Scaling Laws for Discriminative Classification in Large Language Models

Dean Wyatte,Fatemeh Tahmasbi,Ming Li,Thomas Markovich
2024-05-25
Abstract:Modern large language models (LLMs) represent a paradigm shift in what can plausibly be expected of machine learning models. The fact that LLMs can effectively generate sensible answers to a diverse range of queries suggests that they would be useful in customer support applications. While powerful, LLMs have been observed to be prone to hallucination which unfortunately makes their near term use in customer support applications challenging. To address this issue we present a system that allows us to use an LLM to augment our customer support advocates by re-framing the language modeling task as a discriminative classification task. In this framing, we seek to present the top-K best template responses for a customer support advocate to use when responding to a customer. We present the result of both offline and online experiments where we observed offline gains and statistically significant online lifts for our experimental system. Along the way, we present observed scaling curves for validation loss and top-K accuracy, resulted from model parameter ablation studies. We close by discussing the space of trade-offs with respect to model size, latency, and accuracy as well as and suggesting future applications to explore.

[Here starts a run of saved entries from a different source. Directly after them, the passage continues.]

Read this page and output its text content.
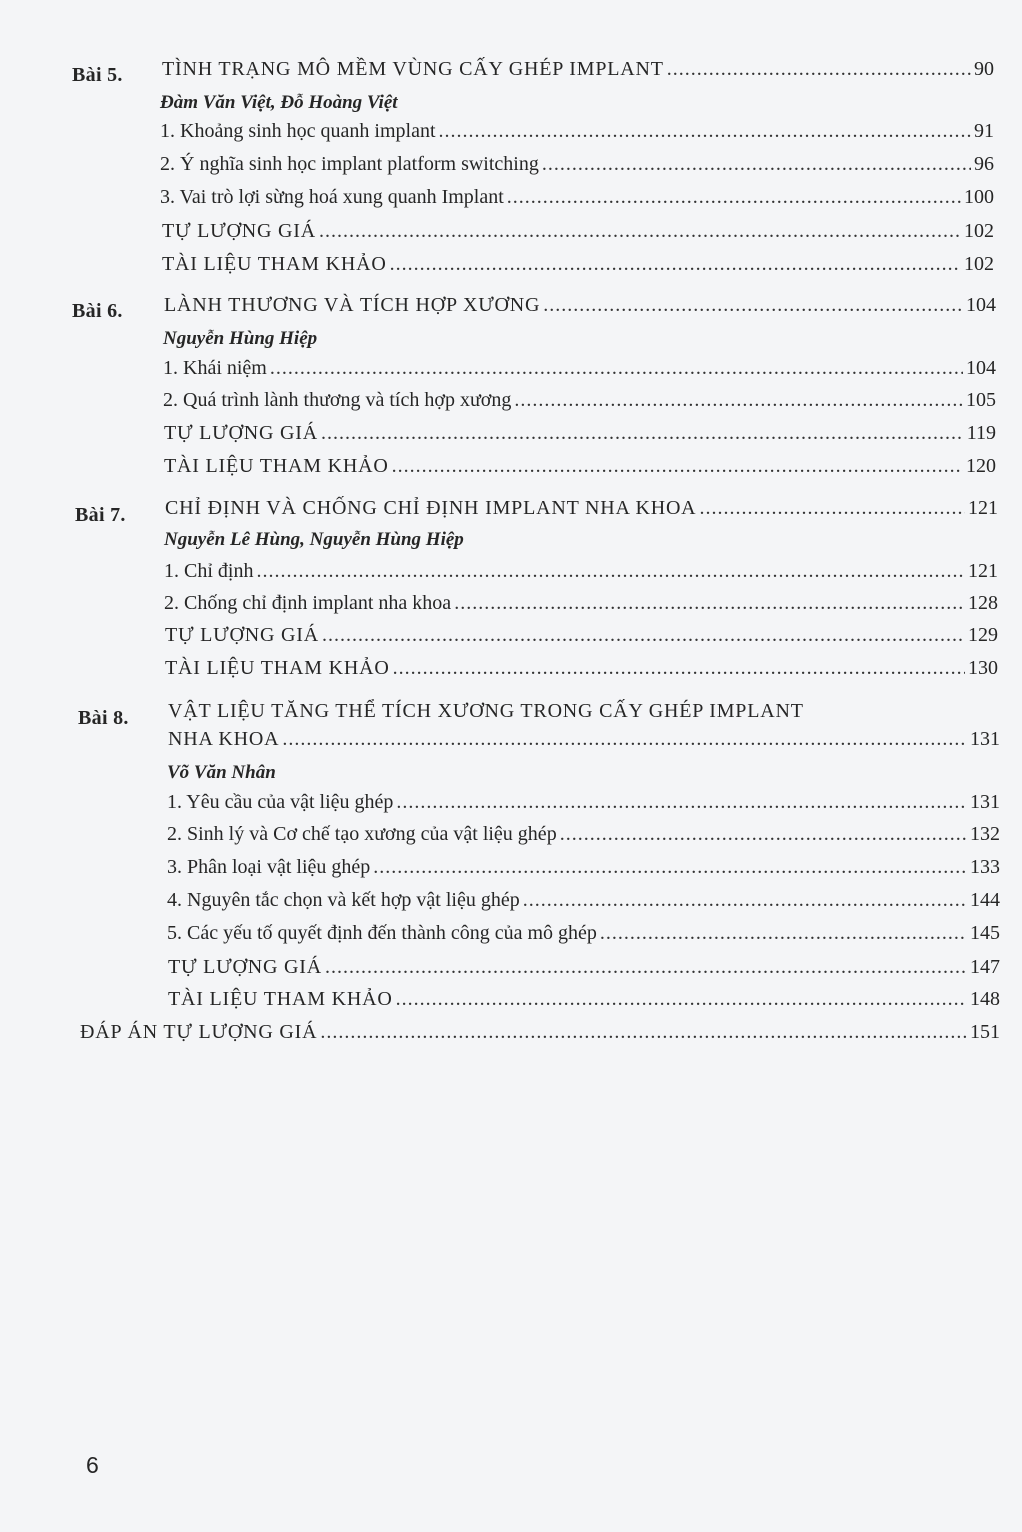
Bài 5. TÌNH TRẠNG MÔ MỀM VÙNG CẤY GHÉP IMPLANT .....	90
Đàm Văn Việt, Đỗ Hoàng Việt
1. Khoảng sinh học quanh implant .....	91
2. Ý nghĩa sinh học implant platform switching .....	96
3. Vai trò lợi sừng hoá xung quanh Implant .....	100
TỰ LƯỢNG GIÁ .....	102
TÀI LIỆU THAM KHẢO .....	102
Bài 6. LÀNH THƯƠNG VÀ TÍCH HỢP XƯƠNG .....	104
Nguyễn Hùng Hiệp
1. Khái niệm .....	104
2. Quá trình lành thương và tích hợp xương .....	105
TỰ LƯỢNG GIÁ .....	119
TÀI LIỆU THAM KHẢO .....	120
Bài 7. CHỈ ĐỊNH VÀ CHỐNG CHỈ ĐỊNH IMPLANT NHA KHOA .....	121
Nguyễn Lê Hùng, Nguyễn Hùng Hiệp
1. Chỉ định .....	121
2. Chống chỉ định implant nha khoa .....	128
TỰ LƯỢNG GIÁ .....	129
TÀI LIỆU THAM KHẢO .....	130
Bài 8. VẬT LIỆU TĂNG THỂ TÍCH XƯƠNG TRONG CẤY GHÉP IMPLANT
NHA KHOA .....	131
Võ Văn Nhân
1. Yêu cầu của vật liệu ghép .....	131
2. Sinh lý và Cơ chế tạo xương của vật liệu ghép .....	132
3. Phân loại vật liệu ghép .....	133
4. Nguyên tắc chọn và kết hợp vật liệu ghép .....	144
5. Các yếu tố quyết định đến thành công của mô ghép .....	145
TỰ LƯỢNG GIÁ .....	147
TÀI LIỆU THAM KHẢO .....	148
ĐÁP ÁN TỰ LƯỢNG GIÁ .....	151
6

Computation and Language,Machine Learning
What problem does this paper attempt to address?
This paper mainly discusses the limitations of large-scale language models (LLMs) in customer service applications, especially their tendency to generate illusory answers and leak data. To address these issues, the paper proposes transforming language modeling tasks into discriminative classification tasks to generate the most appropriate reply templates to assist customer representatives. Through offline and online experiments, the study found that this approach can improve the system's performance and observed the scale law of validation loss and Top-K accuracy. The paper also discusses the trade-offs between model size, latency, and accuracy, as well as potential future directions. Additionally, they demonstrate the first implementation of converting LLMs into discriminative classifiers in an industrial environment and investigate the scale law of closed-domain adaptation.